Brand New Start
Happy
new year. I normally dread the last day of December. I’ve never gone in for
walking around the block with a lump of coal, or whatever it is you’re supposed
to do, much less dive in fountains. The fireworks in London looked impressive
on the television, but we had no desire to push our way through crowds of drunk
strangers to watch them.
I’m
never quite sure what you’re supposed to do come New Year. Originally, we weren’t
even going to wait up until midnight, we were going to go to bed early. But
then we started watching the Queen concert. So we sang a verse of Auld Lang Syne ironically. But neither
of us felt like we were going to take 2015 by the throat.
All
it’s really meant to me, over the years, is that Christmas is over, whatever
about the decorations coming down on January 6th. On January 2nd,
you’re going back to work, and it won’t be as relaxed or as cheerful as it was
on the run up to Christmas Eve.
I do
love Christmas. I know what I’m doing at Christmas. I love buying the perfect
present for my wife (I’m getting quite good at it after 20 years). I love
receiving presents- Remembrance of the
Daleks this year! I love cooking the roast dinner, even if I haven’t
mastered gravy yet. I love going to mass, either on Christmas Eve or Christmas
morning. The sun was out when we walked to our church, it was frosty but
exhilarating. The one or two people out at the time wished us a merry
Christmas. We sang carols, out of tune but with gusto. And we left feeling on
top of the world.
Mass,
for me, is Christmas. Everything
else, really, is icing on the cake. As we walked home (we walked through a park
on the way back, only to find that all the other gates were still locked, so we
had to exit from the one we entered from), we felt buoyant and optimistic. That
would have done me for the beginning of the new year. If you belong to another
religion, say Islam, Christmas might not mean the same to you, but you’ve got
Ede. I suppose committed atheists might get something out of the day, if they
spon our end the day thinking about the wonder of life. But if all Christmas
means to you is buying and receiving more and more presents and stuffing your
face, then I feel sorry for you.
A
funny thing happened to me on New Year’s Day, though. After a leisurely
breakfast, when we talked about the year we’d been through, we realized that we’d
had an awful lot to put up with.
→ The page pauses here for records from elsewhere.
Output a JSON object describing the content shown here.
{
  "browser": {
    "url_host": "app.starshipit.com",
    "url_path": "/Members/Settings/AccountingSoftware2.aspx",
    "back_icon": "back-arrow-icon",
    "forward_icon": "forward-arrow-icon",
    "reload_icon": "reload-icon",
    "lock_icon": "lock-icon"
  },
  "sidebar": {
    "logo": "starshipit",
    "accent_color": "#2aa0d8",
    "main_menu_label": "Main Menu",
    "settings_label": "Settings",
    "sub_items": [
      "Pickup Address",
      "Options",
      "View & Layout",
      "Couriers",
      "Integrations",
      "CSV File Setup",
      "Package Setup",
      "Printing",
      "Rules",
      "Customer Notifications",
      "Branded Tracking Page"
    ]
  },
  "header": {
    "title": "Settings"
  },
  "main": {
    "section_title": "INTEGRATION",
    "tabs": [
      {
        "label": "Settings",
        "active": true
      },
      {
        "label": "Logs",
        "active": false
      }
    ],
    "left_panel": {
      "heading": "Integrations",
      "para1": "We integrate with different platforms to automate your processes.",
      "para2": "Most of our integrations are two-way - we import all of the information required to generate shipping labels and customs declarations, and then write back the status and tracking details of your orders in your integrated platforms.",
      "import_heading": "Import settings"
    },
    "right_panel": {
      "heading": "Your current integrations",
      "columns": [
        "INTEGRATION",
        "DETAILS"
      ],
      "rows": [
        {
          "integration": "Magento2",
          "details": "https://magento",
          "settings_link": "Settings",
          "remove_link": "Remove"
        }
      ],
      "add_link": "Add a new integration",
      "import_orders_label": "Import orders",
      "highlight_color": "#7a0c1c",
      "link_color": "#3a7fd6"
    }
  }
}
We’d been through a big legal thing in 2013,
which we still weren’t the better of. My dad’s death, in 2012, and the awful,
unnecessary and painful fallout from that, was still on our minds. 2014 became,
really, something to be got through, a stalling for time.
2015
is, I hope, going to be different. My wife and I are good in crises- just as
well, really, since we’ve had plenty of them. But that means, too, that when we
plan things, and carry through those plans, we get things done. So that’s what
we’re going to do: get some projects underway.
As
soon as I got back to work, I downloaded a list of plumbers, to see which ones
might be best for installing a washing machine.